I dropped all the way to my knees, the rotten wood sagging under my weight. “Please, just tell me what you know.”
“I’ll say this, and then you need to get the fuck out, rich bitch.” She wiped her tear away with the back of her hand. “They will cut you and they will kill you and no one will ever find you. Leave.”
“Who?” I held the twenties out again.
She seemed to wrestle with hitting my hand away again, but then let out a long, defeated sigh. “Tyler and Chip.” Lifting her shirt to her protruding ribs, she showed me a mark. I leaned closer. It was the outline of some sort of animal, made entirely of scars. Someone had carved it into her flesh. She dropped her shirt and snatched the money.
“Now get out!” Her scream was like a bomb blast, sudden and intense.
I fell back and scrambled up.
“Out! Out! Out!”
I backed away, my heart slamming into my ribs, and turned to run. My heel caught in the floor, and I fell against the wall. Ripping my shoe free, I careened out the front door, down the steps, and into my car. The men were nowhere to be seen as I cranked it up and squealed tires out of the neighborhood.
“You what!” Mr. Granade slammed his palm on his desk and stood, leaning over and boring into me with his eyes.
I cringed back in my chair. “I, well, I thought I would follow up on that lead, so I—”
“So you went to a dangerous neighborhood all alone and spoke to a hooker and God knows what other sort of shady characters?”

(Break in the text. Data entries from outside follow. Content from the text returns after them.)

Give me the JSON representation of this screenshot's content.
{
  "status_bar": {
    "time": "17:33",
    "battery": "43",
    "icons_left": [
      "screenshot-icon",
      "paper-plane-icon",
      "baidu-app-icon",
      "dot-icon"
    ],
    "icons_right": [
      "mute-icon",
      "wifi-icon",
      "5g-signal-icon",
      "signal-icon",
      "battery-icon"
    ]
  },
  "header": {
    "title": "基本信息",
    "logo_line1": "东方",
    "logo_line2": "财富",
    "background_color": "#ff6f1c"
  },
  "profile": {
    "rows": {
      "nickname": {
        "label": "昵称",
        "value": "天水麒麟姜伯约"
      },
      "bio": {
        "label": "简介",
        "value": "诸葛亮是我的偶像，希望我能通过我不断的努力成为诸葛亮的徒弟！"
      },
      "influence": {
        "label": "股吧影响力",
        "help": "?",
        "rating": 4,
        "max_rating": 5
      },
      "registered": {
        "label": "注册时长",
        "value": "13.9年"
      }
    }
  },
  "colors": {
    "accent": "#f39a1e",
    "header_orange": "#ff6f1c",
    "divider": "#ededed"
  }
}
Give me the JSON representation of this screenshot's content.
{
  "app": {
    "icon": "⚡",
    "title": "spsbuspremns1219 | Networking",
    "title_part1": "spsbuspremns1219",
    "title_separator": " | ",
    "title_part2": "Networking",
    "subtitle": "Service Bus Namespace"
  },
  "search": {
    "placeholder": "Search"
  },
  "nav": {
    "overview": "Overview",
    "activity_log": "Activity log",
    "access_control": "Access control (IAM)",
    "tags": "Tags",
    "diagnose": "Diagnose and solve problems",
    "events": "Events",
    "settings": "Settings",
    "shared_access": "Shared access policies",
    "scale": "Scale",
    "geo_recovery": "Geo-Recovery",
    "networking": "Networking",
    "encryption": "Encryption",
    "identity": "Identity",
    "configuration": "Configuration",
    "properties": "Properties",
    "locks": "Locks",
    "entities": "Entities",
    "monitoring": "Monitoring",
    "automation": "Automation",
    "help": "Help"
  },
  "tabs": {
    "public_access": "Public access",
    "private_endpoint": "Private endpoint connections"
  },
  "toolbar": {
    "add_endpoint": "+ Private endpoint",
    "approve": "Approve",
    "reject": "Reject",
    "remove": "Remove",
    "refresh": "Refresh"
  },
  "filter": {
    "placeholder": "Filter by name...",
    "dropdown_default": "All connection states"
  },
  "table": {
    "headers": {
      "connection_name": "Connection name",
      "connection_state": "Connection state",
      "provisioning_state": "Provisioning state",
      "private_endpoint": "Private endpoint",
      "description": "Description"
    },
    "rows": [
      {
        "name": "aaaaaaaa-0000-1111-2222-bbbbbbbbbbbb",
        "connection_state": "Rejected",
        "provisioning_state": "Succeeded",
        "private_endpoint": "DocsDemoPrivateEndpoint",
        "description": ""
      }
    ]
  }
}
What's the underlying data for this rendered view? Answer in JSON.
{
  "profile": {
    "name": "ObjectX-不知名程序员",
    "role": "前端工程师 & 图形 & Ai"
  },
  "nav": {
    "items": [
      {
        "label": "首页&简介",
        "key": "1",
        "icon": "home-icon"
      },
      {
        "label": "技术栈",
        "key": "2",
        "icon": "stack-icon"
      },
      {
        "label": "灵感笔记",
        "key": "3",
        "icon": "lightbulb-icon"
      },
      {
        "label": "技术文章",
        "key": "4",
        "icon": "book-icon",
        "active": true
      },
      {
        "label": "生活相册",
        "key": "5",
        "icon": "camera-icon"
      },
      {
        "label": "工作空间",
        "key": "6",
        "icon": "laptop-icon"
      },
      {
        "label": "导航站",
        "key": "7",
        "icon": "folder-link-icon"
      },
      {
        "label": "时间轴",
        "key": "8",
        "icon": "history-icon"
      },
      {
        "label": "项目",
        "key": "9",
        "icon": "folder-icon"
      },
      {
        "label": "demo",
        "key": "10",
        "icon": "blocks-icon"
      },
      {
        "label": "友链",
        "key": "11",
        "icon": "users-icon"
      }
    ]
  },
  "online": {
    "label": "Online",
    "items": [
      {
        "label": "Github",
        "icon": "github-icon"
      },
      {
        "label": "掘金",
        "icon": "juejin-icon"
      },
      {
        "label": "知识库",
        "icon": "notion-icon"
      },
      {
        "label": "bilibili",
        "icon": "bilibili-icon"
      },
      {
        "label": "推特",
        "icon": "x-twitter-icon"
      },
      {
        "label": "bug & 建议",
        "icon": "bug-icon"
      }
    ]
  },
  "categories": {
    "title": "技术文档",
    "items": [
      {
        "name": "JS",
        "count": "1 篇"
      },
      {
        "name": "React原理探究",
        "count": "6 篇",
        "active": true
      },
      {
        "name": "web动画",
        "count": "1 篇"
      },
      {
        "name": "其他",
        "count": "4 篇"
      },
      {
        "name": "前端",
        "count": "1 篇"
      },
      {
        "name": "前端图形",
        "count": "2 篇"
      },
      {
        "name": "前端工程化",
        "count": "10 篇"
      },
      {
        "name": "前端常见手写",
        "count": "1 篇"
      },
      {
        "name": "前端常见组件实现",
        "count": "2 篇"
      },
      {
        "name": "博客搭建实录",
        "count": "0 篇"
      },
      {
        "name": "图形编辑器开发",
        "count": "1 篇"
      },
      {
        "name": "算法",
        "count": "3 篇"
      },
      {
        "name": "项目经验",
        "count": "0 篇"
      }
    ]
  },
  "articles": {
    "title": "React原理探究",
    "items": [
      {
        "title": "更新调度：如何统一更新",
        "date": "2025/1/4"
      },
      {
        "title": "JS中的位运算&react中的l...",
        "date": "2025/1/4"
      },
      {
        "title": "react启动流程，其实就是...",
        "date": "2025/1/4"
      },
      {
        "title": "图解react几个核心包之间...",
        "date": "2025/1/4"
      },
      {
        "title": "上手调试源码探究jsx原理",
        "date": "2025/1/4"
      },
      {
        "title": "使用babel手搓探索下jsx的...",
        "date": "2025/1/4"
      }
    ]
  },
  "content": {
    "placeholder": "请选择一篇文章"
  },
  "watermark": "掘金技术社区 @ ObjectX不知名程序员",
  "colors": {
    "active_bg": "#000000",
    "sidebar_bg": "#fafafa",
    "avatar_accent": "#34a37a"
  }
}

I shrugged. “I was just trying to follow up, do a good investigation. Also, I’ll need the firm to reimburse me for the one hundred and forty dollars I paid for the information.”
“Goddammit, Caroline, this isn’t a joke!” he roared.
Shirley came to the door, glanced at me with a dark look, and pulled it closed.
“You can’t just go out on your own like that.” He seemed to wrestle with getting his voice to a normal level, though his eyes still burned. “Do you have any idea what could have happened to you?”